As I get closer to The Star Thief being a real live book, I've decided to go back and do a few posts about how I got here, from the beginning.
I'm one of those writers who's been crafting stories since I could hold a pencil. But when it came time for college, I picked theater and fine art instead of English as a major. Still, by the time graduation rolled around, I was starting to think I really wanted to try writing something for publication.

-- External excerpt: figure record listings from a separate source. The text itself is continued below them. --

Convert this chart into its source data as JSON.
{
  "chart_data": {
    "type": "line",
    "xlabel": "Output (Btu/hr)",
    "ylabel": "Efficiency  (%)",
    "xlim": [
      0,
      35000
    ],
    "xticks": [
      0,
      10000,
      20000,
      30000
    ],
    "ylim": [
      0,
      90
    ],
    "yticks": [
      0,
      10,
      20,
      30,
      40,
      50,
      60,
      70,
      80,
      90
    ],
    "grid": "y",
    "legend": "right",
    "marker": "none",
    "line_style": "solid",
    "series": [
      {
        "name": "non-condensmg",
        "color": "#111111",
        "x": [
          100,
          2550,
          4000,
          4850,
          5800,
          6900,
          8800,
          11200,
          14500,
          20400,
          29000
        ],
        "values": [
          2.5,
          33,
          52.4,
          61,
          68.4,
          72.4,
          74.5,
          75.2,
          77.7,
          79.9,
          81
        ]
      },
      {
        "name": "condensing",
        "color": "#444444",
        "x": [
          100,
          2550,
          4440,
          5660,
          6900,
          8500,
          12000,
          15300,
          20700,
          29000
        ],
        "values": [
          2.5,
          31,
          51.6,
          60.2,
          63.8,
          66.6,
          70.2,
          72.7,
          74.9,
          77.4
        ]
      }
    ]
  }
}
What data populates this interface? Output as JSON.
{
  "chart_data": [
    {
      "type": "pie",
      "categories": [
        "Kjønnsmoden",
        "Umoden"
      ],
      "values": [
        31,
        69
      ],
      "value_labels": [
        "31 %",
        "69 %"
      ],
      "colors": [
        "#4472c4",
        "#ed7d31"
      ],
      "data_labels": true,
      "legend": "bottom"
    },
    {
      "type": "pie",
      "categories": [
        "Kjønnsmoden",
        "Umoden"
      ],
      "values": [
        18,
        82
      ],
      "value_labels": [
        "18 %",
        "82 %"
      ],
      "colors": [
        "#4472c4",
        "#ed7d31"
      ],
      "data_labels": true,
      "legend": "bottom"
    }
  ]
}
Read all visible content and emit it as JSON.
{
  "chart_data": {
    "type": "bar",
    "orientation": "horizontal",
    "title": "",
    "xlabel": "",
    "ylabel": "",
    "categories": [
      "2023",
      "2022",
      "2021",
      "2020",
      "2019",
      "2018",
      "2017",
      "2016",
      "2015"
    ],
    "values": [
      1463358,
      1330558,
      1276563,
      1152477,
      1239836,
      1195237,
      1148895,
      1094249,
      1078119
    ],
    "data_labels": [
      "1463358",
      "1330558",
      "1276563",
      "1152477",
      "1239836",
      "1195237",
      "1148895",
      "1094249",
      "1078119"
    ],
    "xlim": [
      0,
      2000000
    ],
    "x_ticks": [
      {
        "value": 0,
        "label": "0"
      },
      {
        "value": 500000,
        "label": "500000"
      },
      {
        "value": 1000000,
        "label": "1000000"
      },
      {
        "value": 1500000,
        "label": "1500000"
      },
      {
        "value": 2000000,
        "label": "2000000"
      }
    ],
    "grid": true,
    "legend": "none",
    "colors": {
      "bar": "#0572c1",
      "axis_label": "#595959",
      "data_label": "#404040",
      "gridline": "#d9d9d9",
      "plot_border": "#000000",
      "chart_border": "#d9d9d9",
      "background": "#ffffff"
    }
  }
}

I did very little writing in college, simply because I didn't know what I wanted to write about. So I did what you should do when you want to write, I started reading as much as I could. I graduated in spring 2002, and then got married at the end of the summer. On the way home from my honeymoon, I picked up a few books in the airport. One was the paperback of Prisoner of Azkaban. By the time I got through the first chapter, I already knew. I was going to write for kids. I started to recall all the wonderful fantasy stories I had loved as a kid, but had left behind when I became Serious about Art. But once I rediscovered children's books, and middle grade in particular, I suddenly had All The Ideas. I had characters and plots and settings and adventures, and I went home, got a job at a Barnes & Noble, and started trying to write a novel.
And yes, that was quite a few years ago. There was a bit of a learning curve!
How about you? Did you always know what you wanted to write? Did you find your niche? Or are you still looking?